KCET · Maths · Application of Derivatives
A YouTube short video is getting viral according to \(f(t) = -2t^3 + 3t^2 + 5\). At what time does the video get maximum number of shares? (\(t\) is in hours)
- A \(1\)
- B \(2\)
- C \(3\)
- D \(4\)
Answer & Solution
Correct Answer
(A) \(1\)
Step-by-step Solution
Detailed explanation
Given the function \(f(t) = -2t^3 + 3t^2 + 5\).

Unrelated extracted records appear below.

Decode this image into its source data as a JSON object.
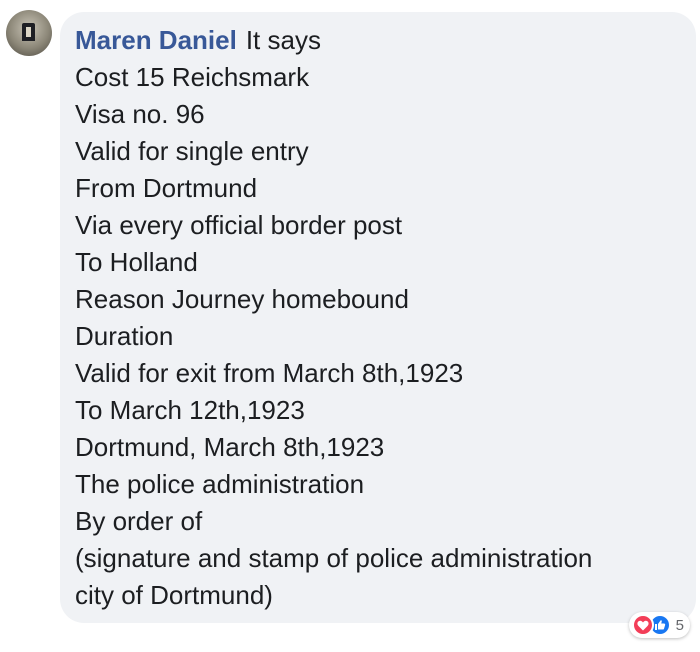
{
  "comment": {
    "author": "Maren Daniel",
    "lines": [
      "It says",
      "Cost 15 Reichsmark",
      "Visa no. 96",
      "Valid for single entry",
      "From Dortmund",
      "Via every official border post",
      "To Holland",
      "Reason Journey homebound",
      "Duration",
      "Valid for exit from March 8th,1923",
      "To March 12th,1923",
      "Dortmund, March 8th,1923",
      "The police administration",
      "By order of",
      "(signature and stamp of police administration",
      "city of Dortmund)"
    ]
  },
  "reactions": {
    "icons": [
      "love-icon",
      "like-icon"
    ],
    "count": "5"
  },
  "colors": {
    "bubble_bg": "#f0f2f5",
    "author": "#385898",
    "text": "#1c1e21",
    "love": "#f33e58",
    "like": "#1877f2"
  }
}
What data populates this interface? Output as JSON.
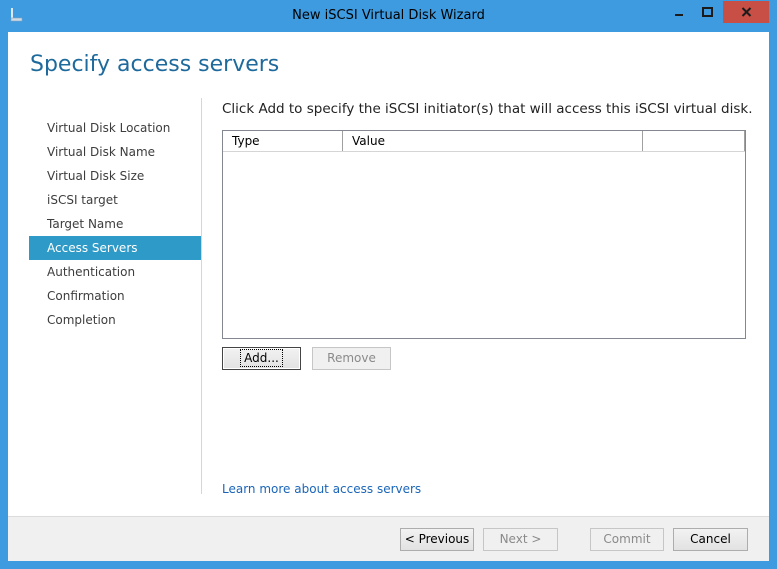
{
  "window": {
    "title": "New iSCSI Virtual Disk Wizard",
    "controls": [
      "minimize-icon",
      "maximize-icon",
      "close-icon"
    ]
  },
  "header": {
    "title": "Specify access servers"
  },
  "nav": {
    "items": [
      {
        "label": "Virtual Disk Location",
        "active": false
      },
      {
        "label": "Virtual Disk Name",
        "active": false
      },
      {
        "label": "Virtual Disk Size",
        "active": false
      },
      {
        "label": "iSCSI target",
        "active": false
      },
      {
        "label": "Target Name",
        "active": false
      },
      {
        "label": "Access Servers",
        "active": true
      },
      {
        "label": "Authentication",
        "active": false
      },
      {
        "label": "Confirmation",
        "active": false
      },
      {
        "label": "Completion",
        "active": false
      }
    ]
  },
  "main": {
    "instruction": "Click Add to specify the  iSCSI initiator(s) that will access  this iSCSI virtual disk.",
    "table": {
      "columns": [
        "Type",
        "Value",
        ""
      ],
      "rows": []
    },
    "add_label": "Add...",
    "remove_label": "Remove",
    "learn_more": "Learn more about access servers"
  },
  "footer": {
    "previous": "< Previous",
    "next": "Next >",
    "commit": "Commit",
    "cancel": "Cancel"
  },
  "colors": {
    "window_frame": "#3e9be0",
    "close_button": "#c74f46",
    "active_nav": "#2e9ac7",
    "title_text": "#1f6a9c",
    "link": "#1a65b8"
  }
}
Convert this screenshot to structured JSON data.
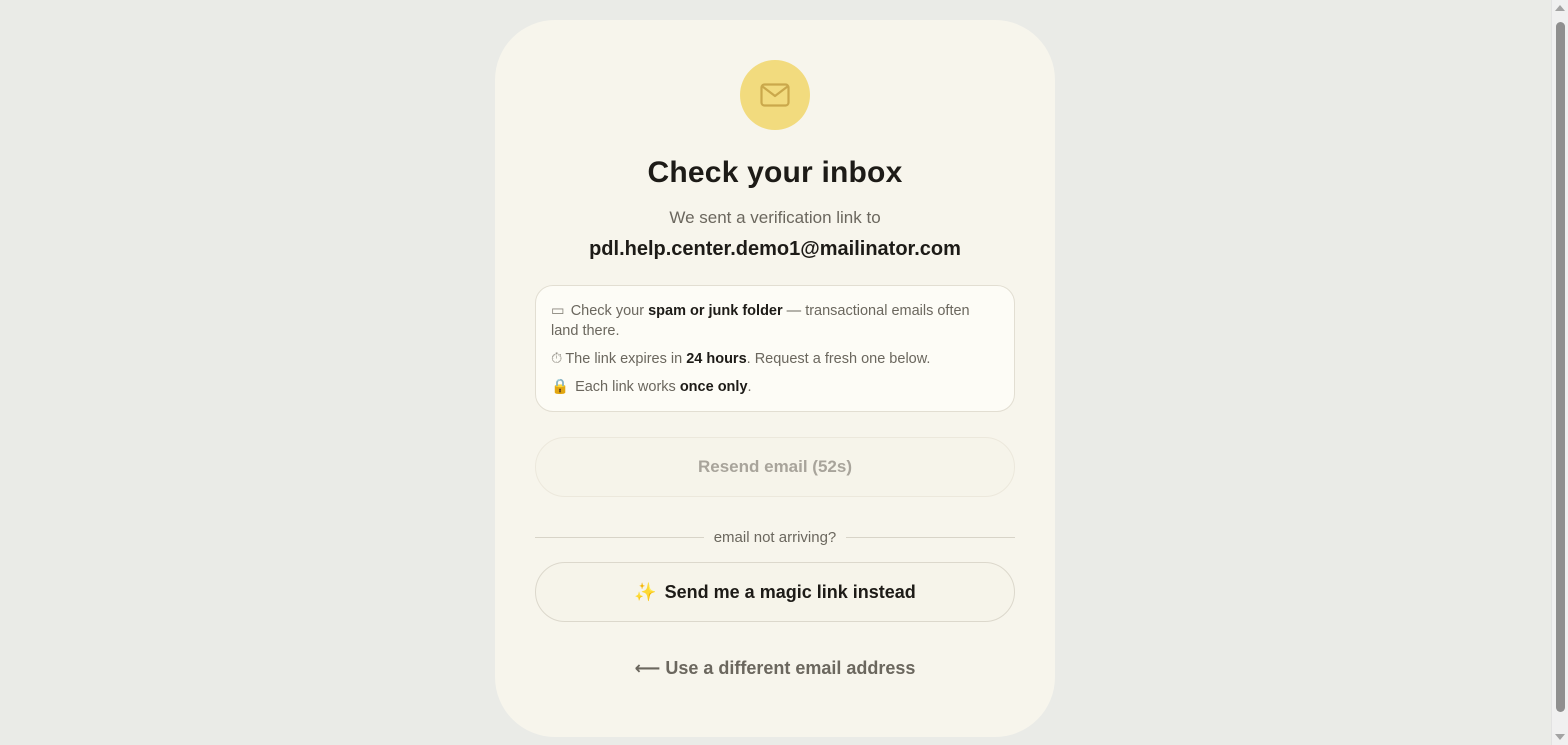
{
  "icon": {
    "name": "envelope-icon",
    "badge_color": "#f2db7e"
  },
  "title": "Check your inbox",
  "subtitle": "We sent a verification link to",
  "email": "pdl.help.center.demo1@mailinator.com",
  "tips": [
    {
      "emoji": "▭",
      "pre": "Check your ",
      "bold": "spam or junk folder",
      "post": " — transactional emails often land there."
    },
    {
      "emoji": "⏱",
      "pre": "The link expires in ",
      "bold": "24 hours",
      "post": ". Request a fresh one below."
    },
    {
      "emoji": "🔒",
      "pre": "Each link works ",
      "bold": "once only",
      "post": "."
    }
  ],
  "resend_label": "Resend email (52s)",
  "divider_label": "email not arriving?",
  "magic_emoji": "✨",
  "magic_label": "Send me a magic link instead",
  "back_label": "⟵ Use a different email address",
  "colors": {
    "background": "#eaebe7",
    "card": "#f7f5ec",
    "accent": "#f2db7e",
    "text": "#1d1b17",
    "muted": "#6b675e"
  }
}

Differentiating with respect to \(t\), we get:
\(f'(t) = -6t^2 + 6t\)
For maximum or minimum, \(f'(t) = 0\):
\(-6t^2 + 6t = 0\)
\(-6t(t - 1) = 0\)
This gives \(t = 0\) or \(t = 1\).
Now, finding the second derivative:
\(f''(t) = -12t + 6\)
At \(t = 0\), \(f''(0) = 6 > 0\), which corresponds to a local minimum.
At \(t = 1\), \(f''(1) = -12(1) + 6 = -6 < 0\), which corresponds to a local maximum.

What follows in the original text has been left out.